The Nationals nearly mounted a game-tying rally in the bottom of the inning when Josh Willingham hit a towering fly ball to deep center field. But Nate McLouth caught it about one foot shy of clearing the fence, ending the game.
“Brand-new ballgame, that’s what I was thinking,” Acta said. “But it didn’t go. It doesn’t seem like anything’s going right for us right now, but they keep battling.”
The late dramatics came after lefties John Lannan and Paul Maholm traded excellent outings.
Lannan was forced to escape a few jams early on, but he posted nothing but zeroes on the board until the fourth, when the Pirates broke the deadlock in large part because of a defensive miscue behind the pitcher.
With a runner on first and two outs, Jack Wilson scorched a double down the left-field line.
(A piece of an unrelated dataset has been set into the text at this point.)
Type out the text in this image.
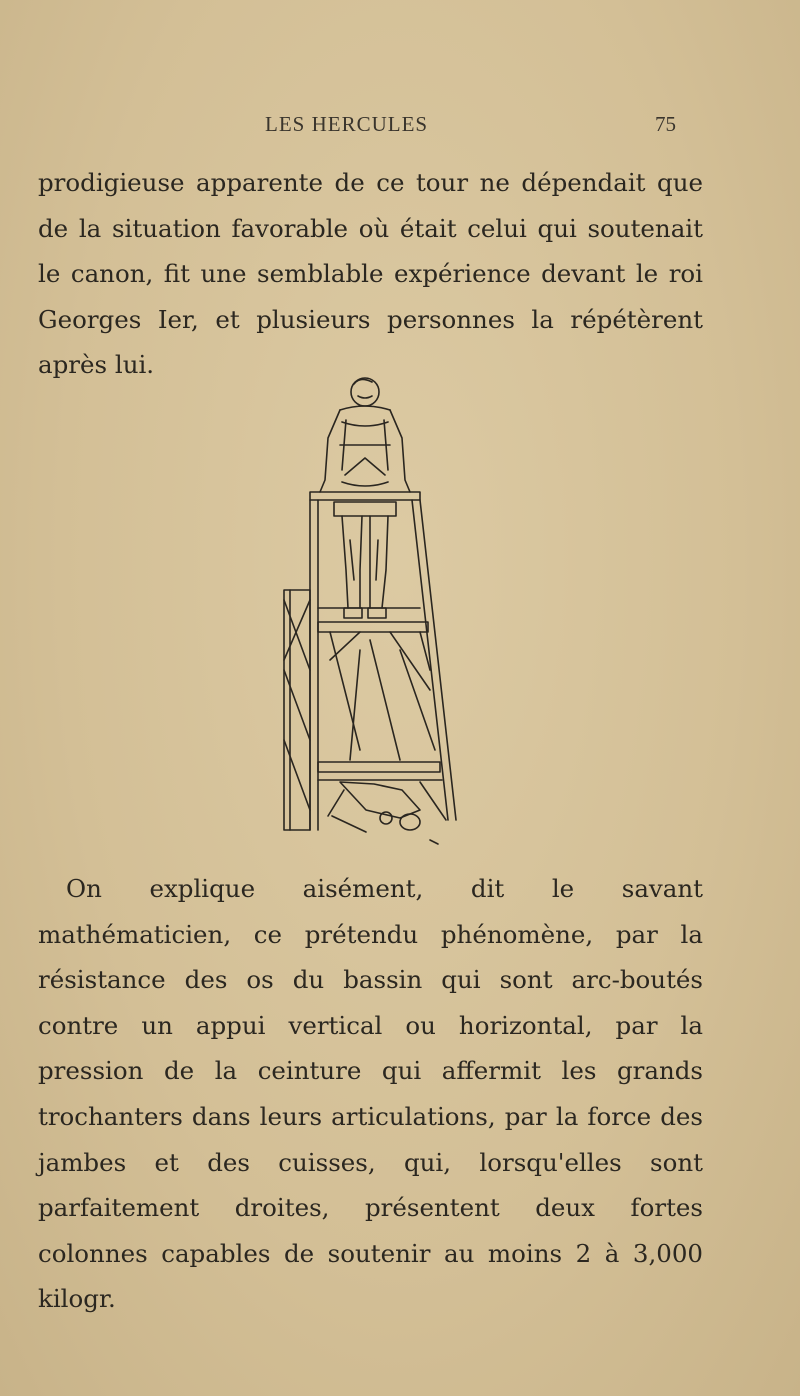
LES HERCULES	75

prodigieuse apparente de ce tour ne dépendait que de la situation favorable où était celui qui soutenait le canon, fit une semblable expérience devant le roi Georges Ier, et plusieurs personnes la répétèrent après lui.

On explique aisément, dit le savant mathématicien, ce prétendu phénomène, par la résistance des os du bassin qui sont arc-boutés contre un appui vertical ou horizontal, par la pression de la ceinture qui affermit les grands trochanters dans leurs articulations, par la force des jambes et des cuisses, qui, lorsqu'elles sont parfaitement droites, présentent deux fortes colonnes capables de soutenir au moins 2 à 3,000 kilogr.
Third base coach Tony Beasley, who held the same position with the Nationals in 2006, waived Andy LaRoche around, a move that looked surprising at the time but paid off because left fielder Adam Dunn couldn’t even reach cutoff man Cristian Guzman from 100 feet away.
Dunn’s throw short-hopped Guzman, skipped by the shortstop and rolled past both Ronnie Belliard and Ryan Zimmerman. By the time Nieves retrieved it, LaRoche had scored standing up, Wilson was on third and Lannan was charged with a run that wasn’t really his fault.
“I didn’t want it to sail on me and go off, so I made sure I got it down,” Dunn said. “It wasn’t a great throw.”
That was the only run Lannan allowed in seven innings. Unfortunately for him, Maholm was just as effective, holding the Nationals to one run and four hits over six innings.
Thus the game remained tied much of the evening before it ended in a fashion too familiar to the Nationals.
“I’m just tired of talking about losses, period,” Dunn said. “I’m not making excuses, but you can only say the same thing over and over and over before you get fed up with it. And that’s kind of what’s going on right now.”